Which is also added simply to obfuscate. The expression returned for true is a substitution regex, where the / slash delimiter has been replaced with colon s:pattern:replacement:. Above, I have put back slashes. The other expression, which is the one that will be executed is also a substitution regex, albeit an incredibly long one. The delimiter is semi-colon.

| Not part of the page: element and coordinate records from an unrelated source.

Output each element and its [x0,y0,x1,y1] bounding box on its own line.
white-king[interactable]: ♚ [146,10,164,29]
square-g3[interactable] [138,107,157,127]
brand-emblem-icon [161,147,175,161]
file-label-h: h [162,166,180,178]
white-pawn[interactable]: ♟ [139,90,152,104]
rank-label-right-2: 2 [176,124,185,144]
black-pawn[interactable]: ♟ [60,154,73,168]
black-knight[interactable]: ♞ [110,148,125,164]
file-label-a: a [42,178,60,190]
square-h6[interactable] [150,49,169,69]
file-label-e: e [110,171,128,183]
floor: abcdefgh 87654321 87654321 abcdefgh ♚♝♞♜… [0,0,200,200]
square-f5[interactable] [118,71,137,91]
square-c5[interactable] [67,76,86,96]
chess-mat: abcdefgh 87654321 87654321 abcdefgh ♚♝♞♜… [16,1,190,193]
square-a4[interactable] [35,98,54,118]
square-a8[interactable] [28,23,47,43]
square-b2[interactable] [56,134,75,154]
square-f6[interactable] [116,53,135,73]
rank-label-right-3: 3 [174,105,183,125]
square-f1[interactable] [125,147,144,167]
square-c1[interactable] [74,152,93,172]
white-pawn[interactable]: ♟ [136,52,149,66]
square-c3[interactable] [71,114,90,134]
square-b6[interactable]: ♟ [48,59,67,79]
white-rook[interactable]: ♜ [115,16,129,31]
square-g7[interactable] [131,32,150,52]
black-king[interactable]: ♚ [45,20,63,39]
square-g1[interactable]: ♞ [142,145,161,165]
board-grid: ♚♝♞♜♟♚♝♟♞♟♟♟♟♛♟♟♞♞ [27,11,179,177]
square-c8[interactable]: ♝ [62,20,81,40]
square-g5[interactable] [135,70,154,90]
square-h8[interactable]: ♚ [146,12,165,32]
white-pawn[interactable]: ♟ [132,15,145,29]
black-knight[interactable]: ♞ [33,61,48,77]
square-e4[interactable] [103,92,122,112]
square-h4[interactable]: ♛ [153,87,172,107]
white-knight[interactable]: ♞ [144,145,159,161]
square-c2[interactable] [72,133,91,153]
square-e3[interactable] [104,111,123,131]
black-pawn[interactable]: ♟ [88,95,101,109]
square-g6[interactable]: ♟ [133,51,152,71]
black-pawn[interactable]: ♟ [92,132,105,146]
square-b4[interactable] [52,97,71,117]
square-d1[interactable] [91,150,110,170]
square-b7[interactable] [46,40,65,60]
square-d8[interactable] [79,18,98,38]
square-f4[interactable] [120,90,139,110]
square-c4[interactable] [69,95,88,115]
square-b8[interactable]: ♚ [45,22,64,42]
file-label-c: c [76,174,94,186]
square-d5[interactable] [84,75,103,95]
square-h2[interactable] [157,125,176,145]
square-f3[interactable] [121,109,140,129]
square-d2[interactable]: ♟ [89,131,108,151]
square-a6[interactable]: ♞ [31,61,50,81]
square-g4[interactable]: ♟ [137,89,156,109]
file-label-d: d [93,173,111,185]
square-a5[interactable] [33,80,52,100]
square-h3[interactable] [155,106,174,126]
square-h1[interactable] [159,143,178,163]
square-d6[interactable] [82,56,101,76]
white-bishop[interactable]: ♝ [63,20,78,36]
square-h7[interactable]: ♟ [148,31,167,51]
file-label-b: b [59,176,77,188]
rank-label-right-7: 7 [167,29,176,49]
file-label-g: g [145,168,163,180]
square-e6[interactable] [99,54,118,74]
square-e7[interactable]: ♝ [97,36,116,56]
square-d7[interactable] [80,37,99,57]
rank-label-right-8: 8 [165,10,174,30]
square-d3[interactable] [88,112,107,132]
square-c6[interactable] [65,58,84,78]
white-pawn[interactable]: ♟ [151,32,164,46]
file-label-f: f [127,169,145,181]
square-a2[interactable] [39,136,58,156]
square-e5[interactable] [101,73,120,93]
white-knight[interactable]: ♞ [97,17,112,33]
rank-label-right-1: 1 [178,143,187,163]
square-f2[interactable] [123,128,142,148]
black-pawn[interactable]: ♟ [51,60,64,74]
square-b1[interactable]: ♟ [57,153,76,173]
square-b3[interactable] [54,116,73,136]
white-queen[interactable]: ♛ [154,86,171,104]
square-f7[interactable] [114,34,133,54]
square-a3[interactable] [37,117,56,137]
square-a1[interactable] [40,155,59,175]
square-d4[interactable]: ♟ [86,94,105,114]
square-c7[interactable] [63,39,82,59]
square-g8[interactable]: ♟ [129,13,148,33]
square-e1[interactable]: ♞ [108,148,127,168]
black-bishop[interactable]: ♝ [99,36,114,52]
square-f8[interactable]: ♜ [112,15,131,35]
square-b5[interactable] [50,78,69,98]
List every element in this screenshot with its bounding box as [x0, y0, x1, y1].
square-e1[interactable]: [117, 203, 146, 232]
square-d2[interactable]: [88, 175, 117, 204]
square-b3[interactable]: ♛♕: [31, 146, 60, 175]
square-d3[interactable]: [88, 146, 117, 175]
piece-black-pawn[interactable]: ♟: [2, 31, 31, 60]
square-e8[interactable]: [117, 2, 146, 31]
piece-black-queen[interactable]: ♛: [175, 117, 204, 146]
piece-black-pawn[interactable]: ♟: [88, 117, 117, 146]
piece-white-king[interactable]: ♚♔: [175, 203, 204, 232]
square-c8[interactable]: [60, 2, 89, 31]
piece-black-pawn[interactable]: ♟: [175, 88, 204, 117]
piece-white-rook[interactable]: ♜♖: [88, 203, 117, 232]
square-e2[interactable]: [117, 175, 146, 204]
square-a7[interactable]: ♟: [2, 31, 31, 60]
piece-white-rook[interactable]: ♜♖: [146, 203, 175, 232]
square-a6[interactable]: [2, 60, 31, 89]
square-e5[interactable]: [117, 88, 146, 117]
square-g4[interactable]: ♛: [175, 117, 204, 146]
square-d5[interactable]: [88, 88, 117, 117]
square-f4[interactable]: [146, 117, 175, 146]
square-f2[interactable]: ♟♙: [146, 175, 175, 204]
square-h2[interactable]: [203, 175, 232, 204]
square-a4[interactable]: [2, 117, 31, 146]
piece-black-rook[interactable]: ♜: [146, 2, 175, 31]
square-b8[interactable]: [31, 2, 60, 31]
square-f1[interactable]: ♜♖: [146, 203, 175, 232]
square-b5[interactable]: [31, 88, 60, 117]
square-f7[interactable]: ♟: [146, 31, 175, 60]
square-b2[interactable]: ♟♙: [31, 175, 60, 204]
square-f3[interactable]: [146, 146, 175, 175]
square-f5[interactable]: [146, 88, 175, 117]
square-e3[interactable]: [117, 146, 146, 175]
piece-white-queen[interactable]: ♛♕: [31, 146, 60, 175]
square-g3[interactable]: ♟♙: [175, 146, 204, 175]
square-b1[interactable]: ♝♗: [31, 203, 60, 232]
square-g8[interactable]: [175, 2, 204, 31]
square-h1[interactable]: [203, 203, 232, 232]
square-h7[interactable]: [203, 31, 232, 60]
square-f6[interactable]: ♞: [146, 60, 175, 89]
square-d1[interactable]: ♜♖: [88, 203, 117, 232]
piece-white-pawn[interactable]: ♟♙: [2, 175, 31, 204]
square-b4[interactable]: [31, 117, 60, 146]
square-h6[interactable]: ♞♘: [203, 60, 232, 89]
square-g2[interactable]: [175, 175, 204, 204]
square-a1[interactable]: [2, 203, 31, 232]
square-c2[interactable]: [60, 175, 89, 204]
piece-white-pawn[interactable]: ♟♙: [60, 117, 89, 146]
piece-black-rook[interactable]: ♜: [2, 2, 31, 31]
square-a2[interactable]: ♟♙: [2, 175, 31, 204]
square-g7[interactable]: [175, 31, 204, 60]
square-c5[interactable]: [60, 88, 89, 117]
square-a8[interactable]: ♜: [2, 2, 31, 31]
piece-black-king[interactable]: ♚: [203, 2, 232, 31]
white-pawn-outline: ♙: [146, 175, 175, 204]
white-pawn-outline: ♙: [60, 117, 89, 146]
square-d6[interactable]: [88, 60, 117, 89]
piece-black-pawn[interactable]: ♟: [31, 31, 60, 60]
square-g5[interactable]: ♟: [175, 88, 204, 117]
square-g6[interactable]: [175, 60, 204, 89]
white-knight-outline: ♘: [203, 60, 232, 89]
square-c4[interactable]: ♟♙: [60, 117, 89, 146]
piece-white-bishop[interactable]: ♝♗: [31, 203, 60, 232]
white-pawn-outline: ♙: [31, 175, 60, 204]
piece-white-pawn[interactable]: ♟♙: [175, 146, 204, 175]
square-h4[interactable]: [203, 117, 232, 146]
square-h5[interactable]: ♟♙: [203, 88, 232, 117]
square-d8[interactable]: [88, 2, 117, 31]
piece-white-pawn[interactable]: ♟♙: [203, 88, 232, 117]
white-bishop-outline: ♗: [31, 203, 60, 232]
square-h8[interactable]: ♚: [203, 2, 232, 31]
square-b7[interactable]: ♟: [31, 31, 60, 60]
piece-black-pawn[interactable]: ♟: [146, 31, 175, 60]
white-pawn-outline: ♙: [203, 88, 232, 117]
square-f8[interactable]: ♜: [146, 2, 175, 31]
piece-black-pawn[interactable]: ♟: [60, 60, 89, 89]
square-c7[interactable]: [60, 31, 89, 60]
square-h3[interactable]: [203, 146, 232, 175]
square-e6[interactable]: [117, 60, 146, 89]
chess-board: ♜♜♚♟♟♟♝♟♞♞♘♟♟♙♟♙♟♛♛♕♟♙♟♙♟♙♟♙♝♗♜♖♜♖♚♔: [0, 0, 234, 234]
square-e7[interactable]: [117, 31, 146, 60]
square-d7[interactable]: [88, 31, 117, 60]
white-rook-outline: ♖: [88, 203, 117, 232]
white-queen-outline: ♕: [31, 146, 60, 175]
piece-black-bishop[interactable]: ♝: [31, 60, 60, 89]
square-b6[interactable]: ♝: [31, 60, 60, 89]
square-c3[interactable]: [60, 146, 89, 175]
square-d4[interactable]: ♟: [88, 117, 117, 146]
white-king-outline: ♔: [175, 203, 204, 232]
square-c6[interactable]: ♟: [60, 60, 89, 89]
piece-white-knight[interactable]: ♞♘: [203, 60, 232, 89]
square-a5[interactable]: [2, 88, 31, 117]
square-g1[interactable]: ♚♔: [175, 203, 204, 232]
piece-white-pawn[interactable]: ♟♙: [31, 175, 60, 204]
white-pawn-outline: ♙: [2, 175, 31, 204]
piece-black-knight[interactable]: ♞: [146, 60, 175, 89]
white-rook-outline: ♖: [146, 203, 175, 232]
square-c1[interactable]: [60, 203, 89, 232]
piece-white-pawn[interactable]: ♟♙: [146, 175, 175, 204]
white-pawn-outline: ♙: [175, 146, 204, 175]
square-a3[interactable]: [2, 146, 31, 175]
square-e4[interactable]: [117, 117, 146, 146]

This substitution replaces .* in $_ - the default input and pattern-searching space - with a rather large amount of punctuation characters, which represents the bulk of the code. Since .* matches any string, even the empty string, it will simply get inserted into $_, and is for all intents and purposes identical to simply assigning the string to $_, which is what I did:

$_ = q;]="&\%[=.*.,-))'-,-# .......;;

The following lines are a transliteration and another substitution. (I inserted comments to point out the delimiters)

y; -"[%-.:<-@]-`{-}#~\$\\;{\$()*.0-9\;\\_rs}&a-h;;
#^                       ^           ^          ^
#1                       2                      3

(1,2,3 are delimiters, the semi-colon between 2 and 3 is escaped)

The basic gist of it is that various characters and ranges -" (space to double quote), and something that looks like character classes (with ranges) [%-.:<-@], but isn't, get transliterated into more legible characters e.g. curly braces, dollar sign, parentheses,0-9, etc.

s;(.*);$_;see;

The next substitution is where the magic happens. It is also a substitution with obfuscated delimiters, but with three modifers: see. s does nothing in this case, as it only allows the wildcard character . to match newline. ee means to evaluate the expression twice, however.

In order to see what I was evaluating, I performed the transliteration and printed the result. I suspect that I somewhere along the line got some characters corrupted, because there were subtle errors, but here's the short (cleaned up) version:

s;(.*);73756220656e6372797074696f6e5f6 .....;;  # very long line of alphanumerics
s;(..);chr(hex($1));eg;
s;(.*);$_;see;
s;(.*);704b652318371910023c761a3618265 .....;;  # another long line
s;(..);chr(hex($1));eg; 
&e_echr(\$_);
s;(.*);$_;see;

The long regexes are once again the data containers, and insert data into $_ to be evaluated as code.

The s/(..)/chr(hex($1))/eg; is starting to look rather legible. It is basically reading two characters at the time from $_ and converting it from hex to corresponding character.

The next to last line &e_echr(\$_); stumped me for a while, but it is a subroutine that is defined somewhere in this evaluated code, as hobbs so aptly was able to decode. The dollar sign is prefixed by backslash, meaning it is a reference to $_: I.e. that the subroutine can change the global variable.

After quite a few evaluations, $_ is run through this subroutine, after which whatever is contained in $_ is evaluated a last time. Presumably this time executing the code. As hobbs said, a key is required, which is taken from the environment %ENV of the machine where the script runs. Which we do not have.